The physics of life.
The body’s natural process of cell movement is critical to achieving specific biological outcomes, including the repair and regeneration of tissue, nerves and organs. This process is directed and regulated by hollow, tube-like structures called microtubules that form vast networks within cells.
Microtubules are polymers of a protein called tubulin and represent a primary component of the cell’s internal skeleton or “cytoskeleton.” One end of the microtubule is anchored in the center of the cell with the other end extending toward the cell edge to control the basic organization and shape of the cell.

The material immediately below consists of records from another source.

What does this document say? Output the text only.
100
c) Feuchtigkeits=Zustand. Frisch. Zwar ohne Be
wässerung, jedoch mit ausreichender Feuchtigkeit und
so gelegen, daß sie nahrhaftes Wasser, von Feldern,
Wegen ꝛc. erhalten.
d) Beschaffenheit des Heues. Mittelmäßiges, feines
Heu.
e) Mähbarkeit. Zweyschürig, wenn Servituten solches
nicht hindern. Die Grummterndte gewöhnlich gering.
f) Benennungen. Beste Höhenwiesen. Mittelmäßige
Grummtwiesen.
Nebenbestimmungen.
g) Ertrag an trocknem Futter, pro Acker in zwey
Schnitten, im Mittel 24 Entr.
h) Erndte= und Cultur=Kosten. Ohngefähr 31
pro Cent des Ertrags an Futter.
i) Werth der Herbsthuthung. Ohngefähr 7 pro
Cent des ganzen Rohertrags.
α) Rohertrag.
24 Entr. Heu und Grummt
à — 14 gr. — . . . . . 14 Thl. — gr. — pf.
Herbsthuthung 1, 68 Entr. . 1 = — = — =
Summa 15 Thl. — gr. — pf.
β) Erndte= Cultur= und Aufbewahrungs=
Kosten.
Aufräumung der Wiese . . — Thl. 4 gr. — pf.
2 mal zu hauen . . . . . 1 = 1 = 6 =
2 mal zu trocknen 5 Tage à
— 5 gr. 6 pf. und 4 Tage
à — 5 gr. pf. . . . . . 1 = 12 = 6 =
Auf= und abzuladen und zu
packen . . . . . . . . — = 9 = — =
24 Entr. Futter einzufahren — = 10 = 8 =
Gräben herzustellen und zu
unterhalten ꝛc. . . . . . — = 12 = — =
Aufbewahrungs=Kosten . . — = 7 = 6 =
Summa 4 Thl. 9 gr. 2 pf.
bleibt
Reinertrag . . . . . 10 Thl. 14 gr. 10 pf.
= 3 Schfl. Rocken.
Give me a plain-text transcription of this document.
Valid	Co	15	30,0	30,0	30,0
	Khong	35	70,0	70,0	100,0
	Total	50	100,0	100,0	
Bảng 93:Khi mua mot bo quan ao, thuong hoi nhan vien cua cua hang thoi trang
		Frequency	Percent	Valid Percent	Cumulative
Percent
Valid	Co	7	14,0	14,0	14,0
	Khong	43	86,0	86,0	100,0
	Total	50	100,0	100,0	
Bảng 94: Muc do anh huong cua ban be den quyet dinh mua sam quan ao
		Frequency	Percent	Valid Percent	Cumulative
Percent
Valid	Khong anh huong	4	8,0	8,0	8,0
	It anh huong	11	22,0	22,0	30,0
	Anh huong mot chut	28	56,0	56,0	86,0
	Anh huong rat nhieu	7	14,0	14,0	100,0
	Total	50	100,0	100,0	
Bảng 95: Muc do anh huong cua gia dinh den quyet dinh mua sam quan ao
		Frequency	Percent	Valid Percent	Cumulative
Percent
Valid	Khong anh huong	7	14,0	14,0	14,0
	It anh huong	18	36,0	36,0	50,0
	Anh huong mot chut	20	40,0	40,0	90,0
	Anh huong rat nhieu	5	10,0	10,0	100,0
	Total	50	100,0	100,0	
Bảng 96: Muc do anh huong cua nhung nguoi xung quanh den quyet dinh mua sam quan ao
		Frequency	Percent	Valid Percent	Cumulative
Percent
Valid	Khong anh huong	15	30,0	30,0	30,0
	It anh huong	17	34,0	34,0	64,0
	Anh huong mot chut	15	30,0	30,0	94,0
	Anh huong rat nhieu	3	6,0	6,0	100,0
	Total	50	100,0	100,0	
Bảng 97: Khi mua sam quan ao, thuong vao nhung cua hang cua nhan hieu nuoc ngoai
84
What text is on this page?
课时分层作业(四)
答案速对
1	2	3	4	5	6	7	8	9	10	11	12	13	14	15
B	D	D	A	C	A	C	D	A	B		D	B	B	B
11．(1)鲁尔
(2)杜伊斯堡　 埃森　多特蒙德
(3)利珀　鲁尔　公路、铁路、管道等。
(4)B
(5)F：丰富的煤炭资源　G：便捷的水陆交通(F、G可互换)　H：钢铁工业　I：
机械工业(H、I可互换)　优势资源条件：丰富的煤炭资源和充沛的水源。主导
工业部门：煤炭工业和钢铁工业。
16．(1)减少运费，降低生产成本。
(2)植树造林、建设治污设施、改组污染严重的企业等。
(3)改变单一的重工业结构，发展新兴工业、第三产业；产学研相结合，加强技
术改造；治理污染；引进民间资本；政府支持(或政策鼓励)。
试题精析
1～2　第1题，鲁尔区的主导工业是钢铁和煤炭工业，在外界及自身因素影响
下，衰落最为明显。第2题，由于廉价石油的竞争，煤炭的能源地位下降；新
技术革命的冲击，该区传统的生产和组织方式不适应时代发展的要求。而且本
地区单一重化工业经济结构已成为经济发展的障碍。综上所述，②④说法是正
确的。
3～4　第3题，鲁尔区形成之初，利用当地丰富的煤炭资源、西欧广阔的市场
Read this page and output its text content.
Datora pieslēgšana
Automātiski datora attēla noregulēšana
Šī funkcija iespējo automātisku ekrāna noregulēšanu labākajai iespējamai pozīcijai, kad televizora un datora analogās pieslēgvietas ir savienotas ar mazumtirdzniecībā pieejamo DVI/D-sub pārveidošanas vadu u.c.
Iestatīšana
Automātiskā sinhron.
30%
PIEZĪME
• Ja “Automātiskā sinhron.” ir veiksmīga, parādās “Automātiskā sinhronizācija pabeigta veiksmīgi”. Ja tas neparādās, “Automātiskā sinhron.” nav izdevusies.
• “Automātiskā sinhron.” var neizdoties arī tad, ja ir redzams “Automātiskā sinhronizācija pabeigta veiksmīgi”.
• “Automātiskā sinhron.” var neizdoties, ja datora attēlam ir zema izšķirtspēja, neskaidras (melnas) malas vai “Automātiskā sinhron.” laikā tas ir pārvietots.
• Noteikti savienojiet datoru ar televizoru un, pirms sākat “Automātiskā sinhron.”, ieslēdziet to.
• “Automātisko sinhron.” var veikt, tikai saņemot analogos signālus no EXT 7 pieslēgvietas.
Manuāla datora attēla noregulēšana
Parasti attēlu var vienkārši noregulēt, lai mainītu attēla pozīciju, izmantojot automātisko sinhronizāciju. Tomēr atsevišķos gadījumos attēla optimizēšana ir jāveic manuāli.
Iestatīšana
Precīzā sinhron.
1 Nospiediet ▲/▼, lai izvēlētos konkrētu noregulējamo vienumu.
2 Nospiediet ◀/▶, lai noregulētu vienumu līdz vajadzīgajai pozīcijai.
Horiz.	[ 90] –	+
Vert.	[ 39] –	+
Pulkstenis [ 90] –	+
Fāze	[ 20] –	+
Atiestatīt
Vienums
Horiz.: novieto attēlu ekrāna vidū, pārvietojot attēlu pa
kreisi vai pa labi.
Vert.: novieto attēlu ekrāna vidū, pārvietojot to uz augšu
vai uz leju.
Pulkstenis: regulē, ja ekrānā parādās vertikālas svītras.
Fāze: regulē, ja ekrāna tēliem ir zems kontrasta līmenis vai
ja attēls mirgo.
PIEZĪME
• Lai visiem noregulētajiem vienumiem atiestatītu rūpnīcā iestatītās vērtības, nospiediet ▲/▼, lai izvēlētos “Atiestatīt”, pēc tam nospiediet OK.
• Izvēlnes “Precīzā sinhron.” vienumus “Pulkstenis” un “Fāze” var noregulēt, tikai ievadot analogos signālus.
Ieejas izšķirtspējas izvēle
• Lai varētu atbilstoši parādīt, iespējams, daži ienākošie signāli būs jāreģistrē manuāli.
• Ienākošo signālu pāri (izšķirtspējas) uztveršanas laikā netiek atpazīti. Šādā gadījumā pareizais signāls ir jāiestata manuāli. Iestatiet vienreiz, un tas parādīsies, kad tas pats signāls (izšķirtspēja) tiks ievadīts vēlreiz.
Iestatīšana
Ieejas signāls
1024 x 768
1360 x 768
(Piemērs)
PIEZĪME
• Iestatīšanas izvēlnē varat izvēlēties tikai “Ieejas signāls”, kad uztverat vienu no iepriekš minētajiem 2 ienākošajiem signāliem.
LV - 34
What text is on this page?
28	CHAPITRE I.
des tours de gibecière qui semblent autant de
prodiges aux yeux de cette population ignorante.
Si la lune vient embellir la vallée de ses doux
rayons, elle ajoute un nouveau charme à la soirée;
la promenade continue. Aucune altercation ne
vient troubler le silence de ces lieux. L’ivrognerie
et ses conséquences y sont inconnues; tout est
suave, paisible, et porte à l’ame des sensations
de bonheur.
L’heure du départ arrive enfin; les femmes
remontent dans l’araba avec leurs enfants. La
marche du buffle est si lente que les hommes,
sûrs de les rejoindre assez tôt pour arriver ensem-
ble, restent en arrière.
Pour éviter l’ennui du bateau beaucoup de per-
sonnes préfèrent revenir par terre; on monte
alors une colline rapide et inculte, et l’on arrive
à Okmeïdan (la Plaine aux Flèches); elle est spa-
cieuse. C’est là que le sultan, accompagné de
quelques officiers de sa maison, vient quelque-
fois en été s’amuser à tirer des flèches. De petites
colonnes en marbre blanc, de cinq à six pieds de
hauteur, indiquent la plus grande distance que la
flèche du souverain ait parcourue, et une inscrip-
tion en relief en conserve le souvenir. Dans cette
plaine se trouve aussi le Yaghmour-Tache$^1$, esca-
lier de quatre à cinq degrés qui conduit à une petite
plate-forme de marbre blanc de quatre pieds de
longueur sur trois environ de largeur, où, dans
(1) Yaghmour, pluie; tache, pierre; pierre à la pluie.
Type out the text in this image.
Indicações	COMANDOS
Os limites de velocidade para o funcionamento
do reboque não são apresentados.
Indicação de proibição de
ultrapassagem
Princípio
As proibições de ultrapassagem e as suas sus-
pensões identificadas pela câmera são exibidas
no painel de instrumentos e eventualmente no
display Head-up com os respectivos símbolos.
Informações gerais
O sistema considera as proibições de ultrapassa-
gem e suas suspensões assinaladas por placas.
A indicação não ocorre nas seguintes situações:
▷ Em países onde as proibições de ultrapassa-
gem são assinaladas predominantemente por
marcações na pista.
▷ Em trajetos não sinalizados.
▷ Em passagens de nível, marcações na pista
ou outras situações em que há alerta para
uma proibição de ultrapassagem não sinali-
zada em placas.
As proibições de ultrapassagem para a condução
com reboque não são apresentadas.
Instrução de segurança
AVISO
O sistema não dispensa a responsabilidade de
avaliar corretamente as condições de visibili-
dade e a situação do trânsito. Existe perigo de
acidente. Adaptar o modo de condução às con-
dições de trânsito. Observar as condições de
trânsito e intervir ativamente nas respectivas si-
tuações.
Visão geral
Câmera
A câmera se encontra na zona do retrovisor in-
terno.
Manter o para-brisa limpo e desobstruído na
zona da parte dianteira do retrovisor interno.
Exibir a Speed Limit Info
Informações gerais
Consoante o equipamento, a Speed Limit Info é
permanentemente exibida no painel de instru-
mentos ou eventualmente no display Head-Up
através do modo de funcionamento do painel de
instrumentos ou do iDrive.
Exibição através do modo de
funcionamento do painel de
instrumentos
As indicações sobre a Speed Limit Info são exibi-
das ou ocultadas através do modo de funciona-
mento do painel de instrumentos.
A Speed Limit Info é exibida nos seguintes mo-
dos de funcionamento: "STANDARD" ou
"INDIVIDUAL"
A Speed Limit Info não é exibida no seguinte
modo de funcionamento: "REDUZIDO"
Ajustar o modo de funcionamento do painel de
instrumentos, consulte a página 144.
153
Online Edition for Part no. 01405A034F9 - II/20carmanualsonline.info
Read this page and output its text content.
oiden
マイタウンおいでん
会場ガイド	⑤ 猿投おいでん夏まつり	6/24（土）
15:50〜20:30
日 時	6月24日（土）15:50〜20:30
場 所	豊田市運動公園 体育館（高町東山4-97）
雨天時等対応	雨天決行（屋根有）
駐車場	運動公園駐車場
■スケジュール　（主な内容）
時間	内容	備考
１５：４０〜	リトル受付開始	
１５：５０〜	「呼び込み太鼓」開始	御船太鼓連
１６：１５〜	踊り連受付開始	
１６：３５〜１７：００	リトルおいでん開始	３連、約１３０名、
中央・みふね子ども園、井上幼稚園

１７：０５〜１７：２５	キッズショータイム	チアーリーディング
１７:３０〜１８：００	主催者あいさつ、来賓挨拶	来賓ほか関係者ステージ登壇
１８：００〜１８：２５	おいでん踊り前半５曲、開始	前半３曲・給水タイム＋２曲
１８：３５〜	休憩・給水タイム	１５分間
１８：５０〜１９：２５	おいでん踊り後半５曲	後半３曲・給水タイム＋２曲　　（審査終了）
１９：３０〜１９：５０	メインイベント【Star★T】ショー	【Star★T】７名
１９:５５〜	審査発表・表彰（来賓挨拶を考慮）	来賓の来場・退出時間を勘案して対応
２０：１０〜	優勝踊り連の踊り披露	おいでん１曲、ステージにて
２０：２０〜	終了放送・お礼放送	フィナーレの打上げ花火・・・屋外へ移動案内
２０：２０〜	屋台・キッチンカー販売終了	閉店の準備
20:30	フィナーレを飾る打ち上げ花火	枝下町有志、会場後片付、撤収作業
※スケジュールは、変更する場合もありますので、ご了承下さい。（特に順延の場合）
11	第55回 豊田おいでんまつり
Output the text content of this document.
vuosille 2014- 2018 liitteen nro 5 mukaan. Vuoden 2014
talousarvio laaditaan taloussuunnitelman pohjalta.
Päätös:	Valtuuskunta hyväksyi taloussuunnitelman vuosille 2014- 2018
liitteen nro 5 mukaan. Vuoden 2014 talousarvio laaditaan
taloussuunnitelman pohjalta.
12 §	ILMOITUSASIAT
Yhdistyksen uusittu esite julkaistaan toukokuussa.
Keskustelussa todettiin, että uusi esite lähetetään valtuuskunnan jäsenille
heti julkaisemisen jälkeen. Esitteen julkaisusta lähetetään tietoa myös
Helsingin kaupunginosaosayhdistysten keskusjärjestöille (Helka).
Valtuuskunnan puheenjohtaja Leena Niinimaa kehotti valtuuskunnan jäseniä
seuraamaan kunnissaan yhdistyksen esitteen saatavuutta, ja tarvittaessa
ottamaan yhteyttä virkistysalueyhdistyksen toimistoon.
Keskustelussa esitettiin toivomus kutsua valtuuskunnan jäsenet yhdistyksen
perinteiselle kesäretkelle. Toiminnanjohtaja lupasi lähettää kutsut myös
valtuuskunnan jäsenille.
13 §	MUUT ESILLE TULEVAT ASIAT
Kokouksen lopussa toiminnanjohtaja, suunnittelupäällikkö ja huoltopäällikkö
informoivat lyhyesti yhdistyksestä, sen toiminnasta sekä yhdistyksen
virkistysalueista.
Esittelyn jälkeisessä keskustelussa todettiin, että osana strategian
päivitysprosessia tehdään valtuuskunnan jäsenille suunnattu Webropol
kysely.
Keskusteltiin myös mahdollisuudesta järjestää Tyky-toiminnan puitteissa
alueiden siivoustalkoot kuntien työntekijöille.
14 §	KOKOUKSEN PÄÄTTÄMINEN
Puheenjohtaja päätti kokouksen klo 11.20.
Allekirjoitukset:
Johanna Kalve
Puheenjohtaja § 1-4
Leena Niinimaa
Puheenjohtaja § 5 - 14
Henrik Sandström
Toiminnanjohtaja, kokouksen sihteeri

Microtubules themselves are highly dynamic – undergoing continual bouts of growth and shrinkage. These localized shifts in microtubule dynamics, which are tightly regulated by the body’s microtubule regulatory proteins (MRPs), control the speed and directionality of cell movement. In addition to directing cell movement, microtubules also provide architectural support for elongated cell shapes and serve as railways for intracellular transport.
A novel therapeutic approach.
MicroCures has developed technology to modulate cell movement to enhance and accelerate tissue, nerve and organ repair after injury or damage. Conversely the platform can also control core migration mechanisms to prevent cells from moving into unwanted areas. This novel therapeutic approach relies upon the targeted inhibition of select MRPs to optimize the speed and direction of cell movement for specific therapeutic outcomes.
For example, in an optimal circumstance, cells would migrate in a rapid and robust manner directly to a site of injury to efficiently repair tissue damage. Importantly, this accelerated cell movement will only occur at the site of the injury, where the MRPs are naturally overexpressed, and not within unaffected areas. In the case of metastatic cancer, treated cells would significantly decelerate or even halt migration to mitigate the spread of tumor cells.
Cell movement challenges in injury and disease settings
Guided by microtubule dynamics, cells naturally migrate to vulnerable areas in the body. This inherent programming is the source of multiple health benefits and disadvantages. For example, in the case of an injury, such as damaged tissue or vasculature, cells must migrate to the affected area to drive regeneration. However, the injury itself triggers microtubule disassembly, which inhibits cell migration and slows or, in some cases, prevents the healing process.
Conversely, in the case of disease, alterations in microtubule dynamics help to slow progression. However, diseased cells are able to migrate, with the movement of cancerous tumor cells being the driver of metastasis.